Bağlar Dörtyol, Kaynartepe ve Sur içinde polis noktalarının hemen yanı başında gerçekleşen saldırılar ise güvenlik zafiyeti tartışmalarını derinleştiriyor.
UNESCO mirası Surlar çetelerin elinde: Kapılar takıldı, teller çekildi
Son günlerde Sur’un bazı kapılarının kapatılıp teller çekilerek kafe yapılmak istenmesi ise adeta “koruma altındaki tarihî varlıkların gaspı” olarak değerlendiriliyor. Sur Belediyesi’nin tüm itirazlarına rağmen Çevre, Şehircilik ve İklim Değişikliği Bakanlığı’nın sessiz kalması ciddi bir idari zafiyet olarak kayıtlara geçti.
On Gözlü Köprü çevresindeki kaçak yapılaşmalar ve fahiş fiyat uygulamalarını raporlayan bazı STK temsilcilerinin tehdit edilmesi, çetelerin yalnızca ekonomik değil, politik bir rol üstlendiğine dair güçlü işaretler sunuyor.
Faili meçhul cinayetler ve profesyonel infazlar artıyor
Havalimanı kavşağında saygın bir iş insanının profesyonel yöntemlerle infaz edilmesi, Talaytepe’deki kasap dükkânı çatışmasında iki yurttaşın yaşamını yitirmesi ve kent genelinde art arda yaşanan faili belirsiz saldırılar, çetelerin kent içinde örgütlü bir yapı olarak hareket ettiğini açıkça ortaya koyuyor.
Demokratik kurumlar ve kentteki birçok platform –Demokratik Kurumlar Platformu, Şiyar Be Platformu ve Diyarbakır Kent Konseyi– artan saldırılar karşısında halkla birlikte örgütlü mücadele çağrısı yaptı.

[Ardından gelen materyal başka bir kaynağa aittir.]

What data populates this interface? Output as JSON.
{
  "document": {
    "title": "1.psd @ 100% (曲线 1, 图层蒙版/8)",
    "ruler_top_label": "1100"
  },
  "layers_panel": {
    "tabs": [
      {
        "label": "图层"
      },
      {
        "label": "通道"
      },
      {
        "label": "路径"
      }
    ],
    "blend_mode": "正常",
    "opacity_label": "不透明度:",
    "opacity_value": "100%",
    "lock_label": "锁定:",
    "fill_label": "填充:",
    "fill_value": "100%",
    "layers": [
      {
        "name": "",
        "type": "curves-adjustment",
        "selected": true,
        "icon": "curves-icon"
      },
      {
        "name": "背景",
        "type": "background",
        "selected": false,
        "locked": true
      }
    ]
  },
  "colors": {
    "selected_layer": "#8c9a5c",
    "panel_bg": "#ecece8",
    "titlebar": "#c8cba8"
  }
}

“Kamu otoritesi zayıfladı, cezasızlık hâkim”
Ortaya çıkan tabloya göre Diyarbakır’da:
• Kamu otoritesi zafiyete uğramış durumda,
• Çeteler kent içinde güç kazanıyor,
• Kadınlar, çocuklar ve esnaf doğrudan hedef haline geliyor,
• Güvenlik birimleri etkili müdahalede bulunmuyor,
• Bazı birimlerin çete faaliyetlerine sessiz kaldığı yönünde toplumsal kanaat güçleniyor.
DEM Parti Milletvekili Serhat Eren, yaşananları “demokratik hukuk devletinin yaşam hakkını ve güvenlik hakkını koruma sorumluluğunun ağır ihlali” olarak tanımladı.
Meclise soru önergesi ve araştırma talebi
Eren, İçişleri Bakanlığı’nın yanıtlaması istemiyle yazılı soru önergesi sunduğunu ve Diyarbakır’daki çeteleşme, cezasızlık ve güvenlik zafiyetinin araştırılması için Meclis Araştırması talep ettiğini açıkladı.
Önergelerin Meclis Başkanlığı’na sunulduğu belirtildi.
Serhat Eren: “Diyarbakır’ın güvenliği için devletin tüm mekanizmaları acilen harekete geçmelidir.”